Urban heat islands, flooding risk and air quality are all measurably worse in cities that have lost tree canopy. Municipal planners rarely know where that loss is happening in real time — street surveys are slow, costly and patchy, and third-party satellite products bundle dozens of cities together with no guarantee of update cadence or local calibration. The result is that policy is driven by data that is months or years stale, and enforcement of tree-protection bylaws is essentially blind.
A sovereign multispectral constellation closes that gap. Shortwave infrared and near-infrared bands resolve canopy health, species groupings and the leaf-area index needed to model evapotranspiration and shade. Red-edge channels separate stressed canopy from healthy canopy before visible decline sets in, allowing early intervention. At 3–5m spatial resolution, individual street trees in dense urban fabric are distinguishable, and change-detection runs automatically against each new pass.
The operational payoff is direct and politically visible.

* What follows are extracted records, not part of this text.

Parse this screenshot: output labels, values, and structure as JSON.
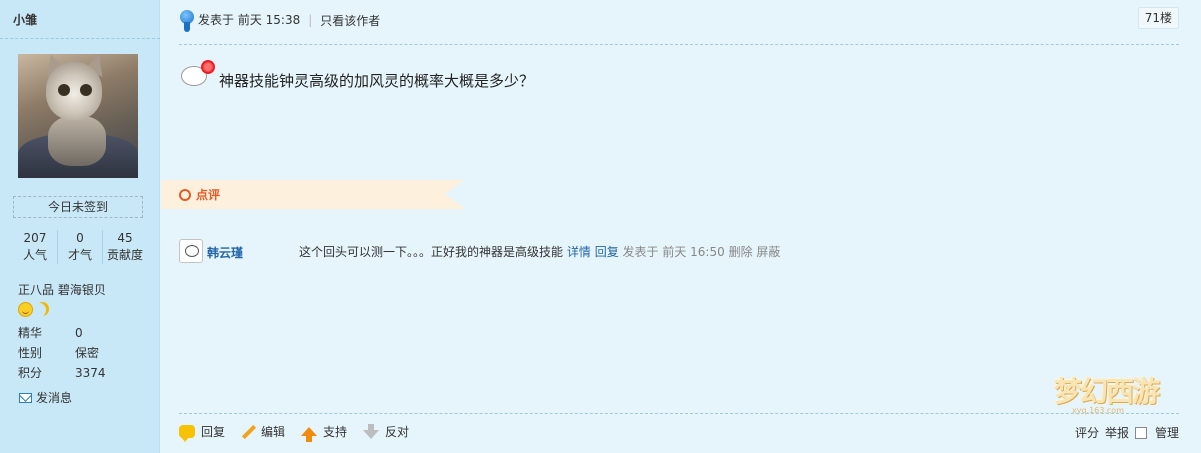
{
  "sidebar": {
    "username": "小雏",
    "checkin_label": "今日未签到",
    "stats": [
      {
        "value": "207",
        "label": "人气"
      },
      {
        "value": "0",
        "label": "才气"
      },
      {
        "value": "45",
        "label": "贡献度"
      }
    ],
    "rank": "正八品 碧海银贝",
    "profile": [
      {
        "key": "精华",
        "value": "0"
      },
      {
        "key": "性别",
        "value": "保密"
      },
      {
        "key": "积分",
        "value": "3374"
      }
    ],
    "send_message": "发消息"
  },
  "post": {
    "posted_on": "发表于 前天 15:38",
    "only_author": "只看该作者",
    "floor": "71楼",
    "content": "神器技能钟灵高级的加风灵的概率大概是多少？"
  },
  "rating": {
    "label": "点评"
  },
  "comment": {
    "author": "韩云瑾",
    "text": "这个回头可以测一下。。。正好我的神器是高级技能",
    "details": "详情",
    "reply": "回复",
    "posted_on": "发表于 前天 16:50",
    "delete": "删除",
    "block": "屏蔽"
  },
  "actions": {
    "reply": "回复",
    "edit": "编辑",
    "support": "支持",
    "oppose": "反对",
    "rate": "评分",
    "report": "举报",
    "manage": "管理"
  },
  "watermark": {
    "text": "梦幻西游",
    "sub": "xyq.163.com"
  }
}
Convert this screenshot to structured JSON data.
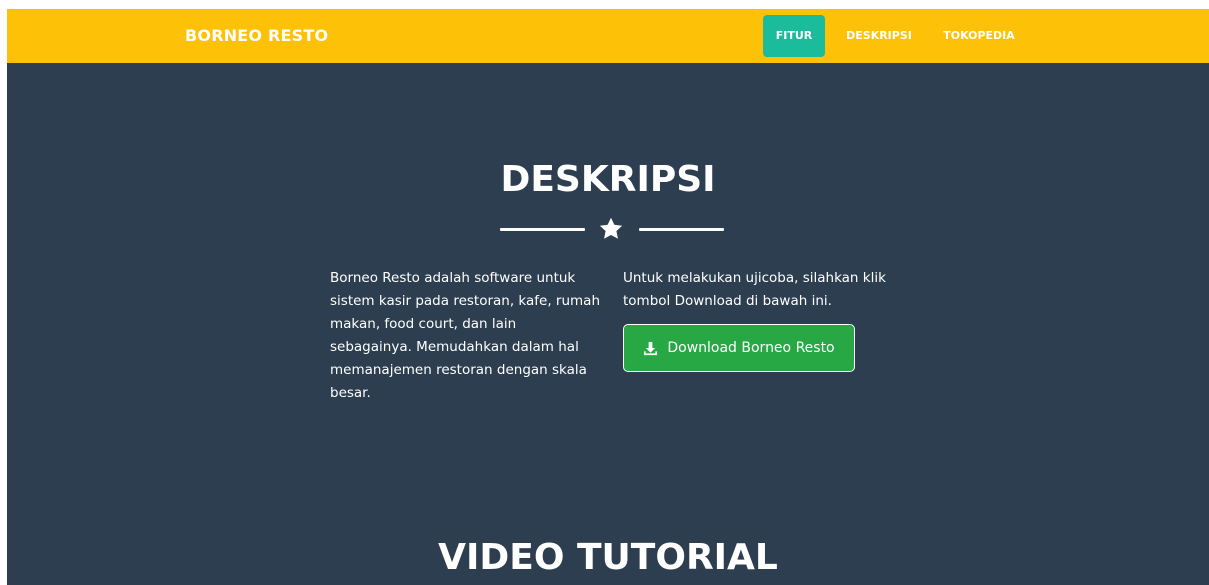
{
  "navbar": {
    "brand": "BORNEO RESTO",
    "items": [
      {
        "label": "FITUR",
        "active": true
      },
      {
        "label": "DESKRIPSI",
        "active": false
      },
      {
        "label": "TOKOPEDIA",
        "active": false
      }
    ]
  },
  "deskripsi": {
    "title": "DESKRIPSI",
    "divider_icon": "star-icon",
    "left_text": "Borneo Resto adalah software untuk sistem kasir pada restoran, kafe, rumah makan, food court, dan lain sebagainya. Memudahkan dalam hal memanajemen restoran dengan skala besar.",
    "right_text": "Untuk melakukan ujicoba, silahkan klik tombol Download di bawah ini.",
    "download_button": {
      "label": "Download Borneo Resto",
      "icon": "download-icon"
    }
  },
  "video": {
    "title": "VIDEO TUTORIAL"
  },
  "colors": {
    "navbar": "#fdc107",
    "active_nav": "#1abc9c",
    "section_bg": "#2c3e50",
    "button": "#28a745"
  }
}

Planning authorities receive a quarterly canopy account — hectares gained, lost and stressed — broken down by ward, by income decile and by proximity to schools and hospitals. That account feeds tree-replacement orders, development-consent conditions and the city's biodiversity net-gain ledger. Because the data is sovereign, it can be cross-referenced with the land-title register and tax cadastre without any data-sharing agreement with a foreign commercial provider.